Another shot boomed in the darkness, flashing out to the right of the two trappers and from beneath the tree where the first shape had fallen from the sky. Zekin lay still for some time.
“Jebaz!” whispered Zekin over and over. “You okay, Jebaz?”
Each time silence was the eloquent answer, and there was still the scent of gunpowder on the air. Zekin shifted his weight and another shot grazed the shoulder of his jacket. The flash came from the direction of the first shot. Whatever had killed Lemas was wounded but still shooting. Zekin raised his head and peered into the scrub, which was lit only by the dim glow of Mirrorsun. A shot from beneath the tree tore hair from his head as it whizzed past. Zekin considered. There were two of those things out there, and although they seemed to be using muzzle loaders shooting gunpowder, they could definitely see in the dark. He could shoot faster, but they could see to aim.

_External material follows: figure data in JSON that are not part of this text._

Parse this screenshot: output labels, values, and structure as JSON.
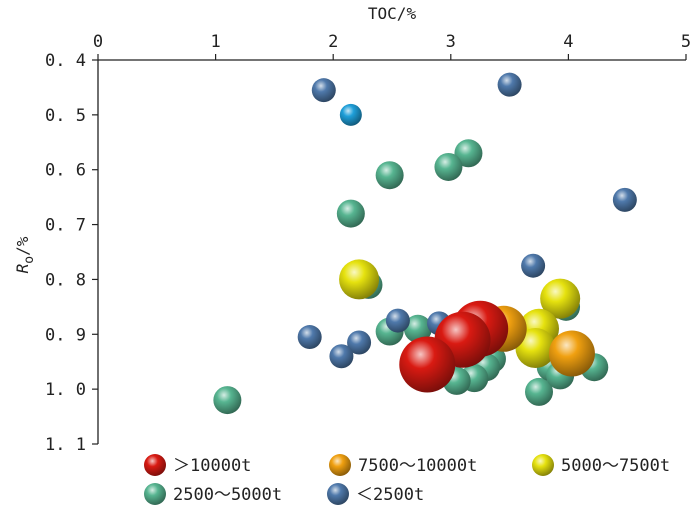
{
  "chart_data": {
    "type": "scatter",
    "xlabel": "TOC/%",
    "ylabel_main": "R",
    "ylabel_sub": "o",
    "ylabel_unit": "/%",
    "xlim": [
      0,
      5
    ],
    "ylim": [
      0.4,
      1.1
    ],
    "y_inverted": true,
    "x_axis_position": "top",
    "x_ticks": [
      {
        "v": 0,
        "label": "0"
      },
      {
        "v": 1,
        "label": "1"
      },
      {
        "v": 2,
        "label": "2"
      },
      {
        "v": 3,
        "label": "3"
      },
      {
        "v": 4,
        "label": "4"
      },
      {
        "v": 5,
        "label": "5"
      }
    ],
    "y_ticks": [
      {
        "v": 0.4,
        "label": "0. 4"
      },
      {
        "v": 0.5,
        "label": "0. 5"
      },
      {
        "v": 0.6,
        "label": "0. 6"
      },
      {
        "v": 0.7,
        "label": "0. 7"
      },
      {
        "v": 0.8,
        "label": "0. 8"
      },
      {
        "v": 0.9,
        "label": "0. 9"
      },
      {
        "v": 1.0,
        "label": "1. 0"
      },
      {
        "v": 1.1,
        "label": "1. 1"
      }
    ],
    "legend_position": "bottom",
    "series": [
      {
        "name": "＞10000t",
        "color": "#d91a12",
        "marker_size": 28,
        "points": [
          {
            "x": 3.25,
            "y": 0.89
          },
          {
            "x": 3.1,
            "y": 0.91
          },
          {
            "x": 2.8,
            "y": 0.955
          }
        ]
      },
      {
        "name": "7500～10000t",
        "color": "#f0a010",
        "marker_size": 23,
        "points": [
          {
            "x": 3.45,
            "y": 0.89
          },
          {
            "x": 4.03,
            "y": 0.935
          }
        ]
      },
      {
        "name": "5000～7500t",
        "color": "#e6e20f",
        "marker_size": 20,
        "points": [
          {
            "x": 2.22,
            "y": 0.8
          },
          {
            "x": 3.93,
            "y": 0.835
          },
          {
            "x": 3.75,
            "y": 0.89
          },
          {
            "x": 3.72,
            "y": 0.925
          }
        ]
      },
      {
        "name": "2500～5000t",
        "color": "#57b591",
        "marker_size": 14,
        "points": [
          {
            "x": 3.15,
            "y": 0.57
          },
          {
            "x": 2.98,
            "y": 0.595
          },
          {
            "x": 2.48,
            "y": 0.61
          },
          {
            "x": 2.15,
            "y": 0.68
          },
          {
            "x": 2.3,
            "y": 0.81
          },
          {
            "x": 2.48,
            "y": 0.895
          },
          {
            "x": 2.72,
            "y": 0.89
          },
          {
            "x": 3.35,
            "y": 0.945
          },
          {
            "x": 3.3,
            "y": 0.96
          },
          {
            "x": 3.2,
            "y": 0.98
          },
          {
            "x": 3.05,
            "y": 0.985
          },
          {
            "x": 3.75,
            "y": 1.005
          },
          {
            "x": 3.85,
            "y": 0.96
          },
          {
            "x": 3.98,
            "y": 0.85
          },
          {
            "x": 3.93,
            "y": 0.975
          },
          {
            "x": 4.22,
            "y": 0.96
          },
          {
            "x": 1.1,
            "y": 1.02
          }
        ]
      },
      {
        "name": "＜2500t",
        "color": "#4f79ab",
        "marker_size": 12,
        "points": [
          {
            "x": 1.92,
            "y": 0.455
          },
          {
            "x": 3.5,
            "y": 0.445
          },
          {
            "x": 4.48,
            "y": 0.655
          },
          {
            "x": 3.7,
            "y": 0.775
          },
          {
            "x": 1.8,
            "y": 0.905
          },
          {
            "x": 2.22,
            "y": 0.915
          },
          {
            "x": 2.07,
            "y": 0.94
          },
          {
            "x": 2.55,
            "y": 0.875
          },
          {
            "x": 2.9,
            "y": 0.88
          },
          {
            "x": 3.35,
            "y": 0.91
          }
        ]
      },
      {
        "name": "",
        "color": "#1f9fd9",
        "marker_size": 11,
        "legend": false,
        "points": [
          {
            "x": 2.15,
            "y": 0.5
          }
        ]
      }
    ]
  }
}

“You hang low now Jebaz,” Zekin called out, more to his conscience than to Jebaz. “I’ll get help while you pin ’em down. They can see real good, but their guns is shit. Remember that”
Rolling on his back, he fired a fusillade of shots, then leaped up and ran, dodging back to better cover. Another thundering blast cracked out behind him and a bullet whizzed past his head. Zekin dived for cover just as a second shot sought him. He crawled, wriggled, and scrabbled through the bushes, as if carbineers were shooting at him in broad daylight. He lost track of time, but slowly his panic and desperation subsided as he realized that he was no longer being shot at.
Lying very still and peering through a gap in a lightning-blasted tree, he strained to see movement. Nothing was coming after him. By the glow of Mirrorsun he watched two distant figures separate from the shadows of the forest and hurriedly gather in what seemed to be billows of black cloth. One was limping, yet they worked with efficiency and speed. They walked over to where Jebaz and Lemas were lying, as confidently as if it were broad daylight. Kneeling in the shadows, they began looting the bodies. Zekin saw one stand up and pull on a jacket. They were taking their clothes, he realized. Something about such personal theft enraged the trapper. He worked the slide action of his carbine and took aim for a long shot. The gun gave a click. No ammunition, and his pack was back with the intruders and dead trappers. By the light of Mirrorsun Zekin watched the figures pack the trappers’ gear away and drag the bodies onto a pile of trimmings left by loggers half a decade earlier. They piled together what seemed to be their own clothing and the black cloth beside the bodies; then there was a small flash and smoky flames began dancing and spreading.